Bahrain–United States Free Trade Agreement

The United States–Bahrain Free Trade Agreement (USBFTA) is a free trade agreement (FTA) between the United States and Bahrain, signed on September 14, 2004. It was ratified by the United States House of Representatives on December 7, 2005, by 327–95, with 10 not voting.[1]

The United States Senate approved the bill on December 13, 2005, by voice vote. President George W. Bush signed the USBFTA Implementation Act into law on January 11, 2006.[2][3] The FTA was implemented on August 1, 2006, and will reduce certain barriers of trade between the two countries.[4]

Early stages of the Bahrain–U.S. free trade negotiations go back to the year 1999, with the signing of a Bilateral Investment Treaty (BIT), which entered into force May 31, 2001. It is the first such treaty signed between the United States and a member of the GCC, and is aimed at stimulating the flow of private investment between the two countries.
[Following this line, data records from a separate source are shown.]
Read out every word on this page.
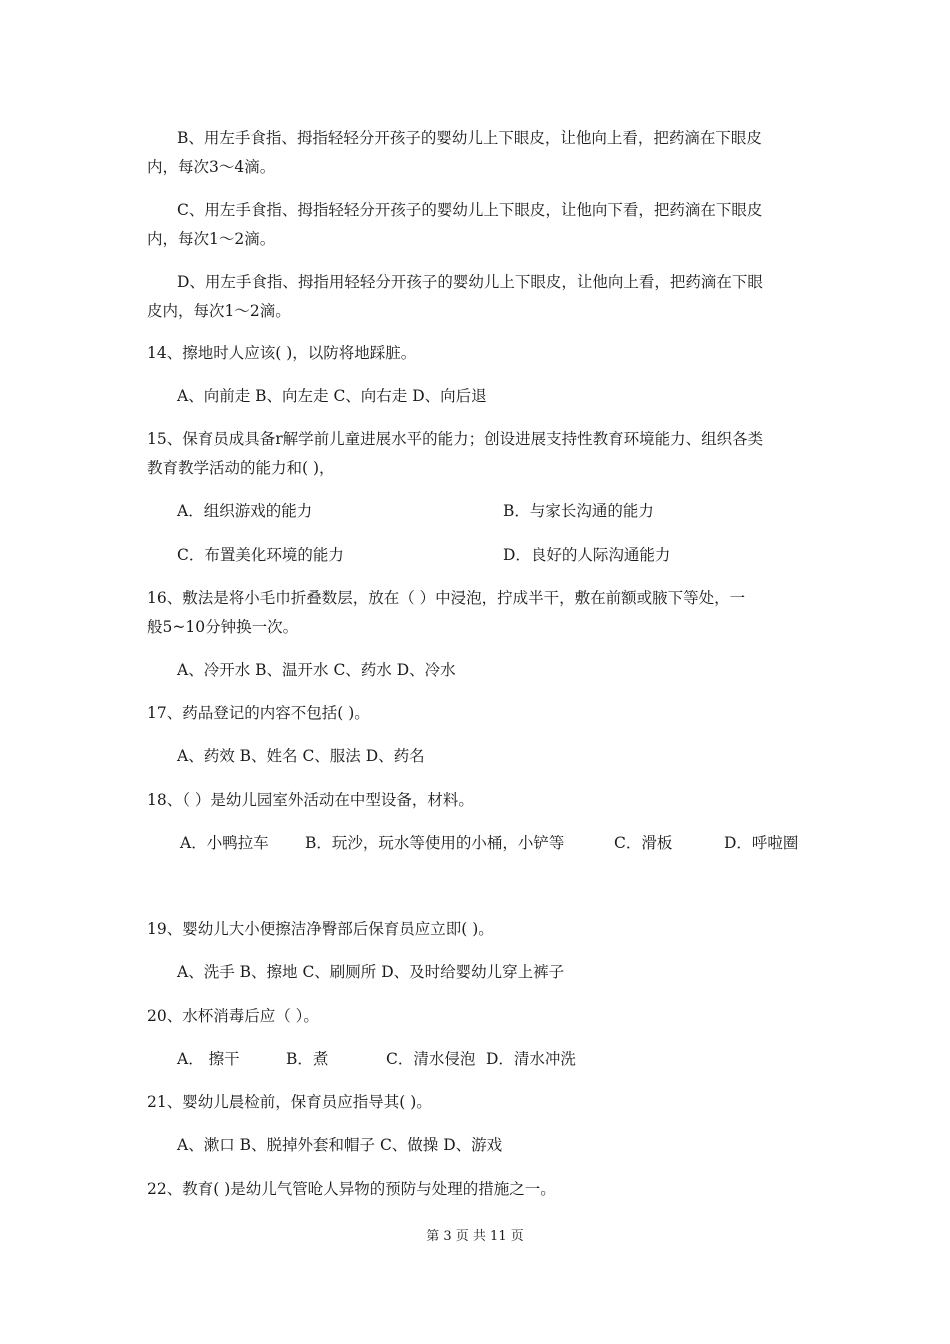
B、用左手食指、拇指轻轻分开孩子的婴幼儿上下眼皮，让他向上看，把药滴在下眼皮
内，每次3～4滴。
C、用左手食指、拇指轻轻分开孩子的婴幼儿上下眼皮，让他向下看，把药滴在下眼皮
内，每次1～2滴。
D、用左手食指、拇指用轻轻分开孩子的婴幼儿上下眼皮，让他向上看，把药滴在下眼
皮内，每次1～2滴。
14、擦地时人应该( )，以防将地踩脏。
A、向前走 B、向左走 C、向右走 D、向后退
15、保育员成具备r解学前儿童进展水平的能力；创设进展支持性教育环境能力、组织各类
教育教学活动的能力和( )，
A．组织游戏的能力	B．与家长沟通的能力
C．布置美化环境的能力	D．良好的人际沟通能力
16、敷法是将小毛巾折叠数层，放在（ ）中浸泡，拧成半干，敷在前额或腋下等处，一
般5~10分钟换一次。
A、冷开水 B、温开水 C、药水 D、冷水
17、药品登记的内容不包括( )。
A、药效 B、姓名 C、服法 D、药名
18、（ ）是幼儿园室外活动在中型设备，材料。
A．小鸭拉车 B．玩沙，玩水等使用的小桶，小铲等	C．滑板	D．呼啦圈
19、婴幼儿大小便擦洁净臀部后保育员应立即( )。
A、洗手 B、擦地 C、刷厕所 D、及时给婴幼儿穿上裤子
20、水杯消毒后应（ ）。
A． 擦干	B．煮	C．清水侵泡 D．清水冲洗
21、婴幼儿晨检前，保育员应指导其( )。
A、漱口 B、脱掉外套和帽子 C、做操 D、游戏
22、教育( )是幼儿气管呛人异物的预防与处理的措施之一。
第 3 页 共 11 页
Both parties agreed that a stable framework for investment would maximize effective utilization of economic resources and improve living standards. One year later, a Trade and Investment Framework Agreement (TIFA) was signed on June 18, 2002, representing the prelude for the FTA negotiations. The TIFA was designed as a forum for an ongoing bilateral dialogue on economic reform and trade liberalization.


  1. ^ Becker, Elizabeth (28 May 2004). "U.S. and Bahrain Reach A Free Trade Agreement". New York Times.
  2. ^ Reuters (12 January 2006). "Bahrain Pact Signed by Bush". New York Times.
  3. ^ "Statement on H.R. 4340, "U.S.-Bahrain Free Trade Agreement Implementation Act" (January 11, 2006)". The White House of President George W. Bush. Retrieved 22 July 2014.
  4. ^ "Statement of USTR Susan C. Schwab Regarding Entry Into Force of the U.S. -Bahrain Free Trade Agreement (July 2006)". Office of the United States Trade Representative. Archived from the original on 3 August 2014. Retrieved 22 July 2014.